If I would do such a conversion, I would try to convert it to LiIon anyway. I hate the high self discharge of most NiMH batteries.
Had the same issue. Get eneloop batteries, they are worth it
I am using a Li-ion charger LTC4054 as a trickle charger for 3x NiMH backup battery for my LED clock project.
There is a 3 cell battery holder at the base of the CallerID case I am re-purposing.
The charger charges to 4.2V and it would start a new cycle when the battery drops below 4.05V recharge threshold.
4.2V/3 = 1.4V and 4.05V/3 = 1.35V per cell
So this is only good for keeping some charge on the NiMH battery pack, but never going to fully charge them.

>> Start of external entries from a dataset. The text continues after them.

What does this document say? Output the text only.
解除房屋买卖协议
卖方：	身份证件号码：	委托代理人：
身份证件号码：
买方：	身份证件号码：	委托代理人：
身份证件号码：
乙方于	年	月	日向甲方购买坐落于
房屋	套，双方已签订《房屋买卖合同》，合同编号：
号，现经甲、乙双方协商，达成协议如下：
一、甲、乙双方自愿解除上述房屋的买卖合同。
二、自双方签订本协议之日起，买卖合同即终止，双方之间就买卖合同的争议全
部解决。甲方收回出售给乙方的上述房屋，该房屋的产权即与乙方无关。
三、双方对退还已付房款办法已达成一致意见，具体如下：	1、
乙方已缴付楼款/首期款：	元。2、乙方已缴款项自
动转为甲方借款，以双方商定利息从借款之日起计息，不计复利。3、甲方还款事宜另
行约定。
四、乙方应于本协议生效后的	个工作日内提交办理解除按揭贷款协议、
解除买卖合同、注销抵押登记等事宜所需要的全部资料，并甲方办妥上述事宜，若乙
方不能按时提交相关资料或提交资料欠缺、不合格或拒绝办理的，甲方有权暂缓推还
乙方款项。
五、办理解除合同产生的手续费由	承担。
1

I have set the max charge current to 50mA which is the lower limit on the chip. I would rather worry about NiMH leaking than a LiPo pack catching fire hooked up to a charger long term.
You probably need to allow for headroom of at least 1.6V per cell to reach full charge. i.e. more than 4.8V USB has a rather loose voltage spec and never guaranteed to be 5.0V or more, so don’t expect to without a switch somewhere. Her lies the problem as the output ripples can exceed the delta V for charge termination for NiMH that you are monitoring. Not an easy task as I have tried and learnt.
hmmm… I wonder how long it will take before we have USB-D..
Because you can never have too much power and you cannever go fast enough. And to be honest the current size of the connecter can be at least halved in all directions and the number of contact should be trippled just for the fun of it and to make sure that there is at least one contact non functional and hard to find and fix. And ohh.. the cable that attaches to it, should be much thicker and bulkier and very difficult to bend, so that it can apply maximum forces to the fiddly connector that the USB-D standard will introduce.
Sorry for my sarcasm, I had to let it out.
I totally get you. USB C + USB 3.x + alternative functions is a mess.
USB 4 is supposed to fix this: same USB C connector, but 40Gbps i think. And it can work with both synchronous transmission (say a monitor) and asynchronous (say a disk) at the same time in the same data stream. So no more stupid switch ICs that actually disconnect the port wires and connect them to something else like HDMI.
I hope it will be better.
40GB/s ? Do they include optical fibers into the next USB spec.?
Small b(its) not big B(ytes) 8X difference.
You can have enough power to charge your laptop. What else do you have in mind? Are you planning on using your USB charger for arc welding? Maybe you can write it up for us.
Not sure if everyone knows, but you can buy these type of boxes to charge camera batteries from USB for pretty much any model.
I found them a lot better than the camera charger. Charges 2 at a time, from a USB port which is more common and can use the power bank too. Plus lighter and cheaper.
What is the point of this comment? Who is suggesting you use the TP4056 for small batteries?
FYI: Canon NB-4L 760mAh 3.7V Li-Ion Battery So max charging current should be 760mA. Not 1A
So you think that’s not a problem?
As for your question. This is the context. HaD made a blanket suggestion without the warning I gave. You think the maker crowd would even know enough to check?
>This project is yet another example of how incredibly useful the TP4056 module really is. If there’s even a chance you might want to build a rechargeable gadget in the near future, you should have a few of these cheap boards ready to go in the parts bin.
The NB-4L has a thermistor, (third connection) but the TP4056 modules I have seen don’t have a thermistor sense input, are they typically clever enough not to need this? I like my Canon 900Ti, still use it despite getting a later higher resolution camera. Titanium case takes a lot of abuse!
The TP4056 IC has a TEMP sensing pin (pin 1) so it shouldn’t be too tricky to add the feature.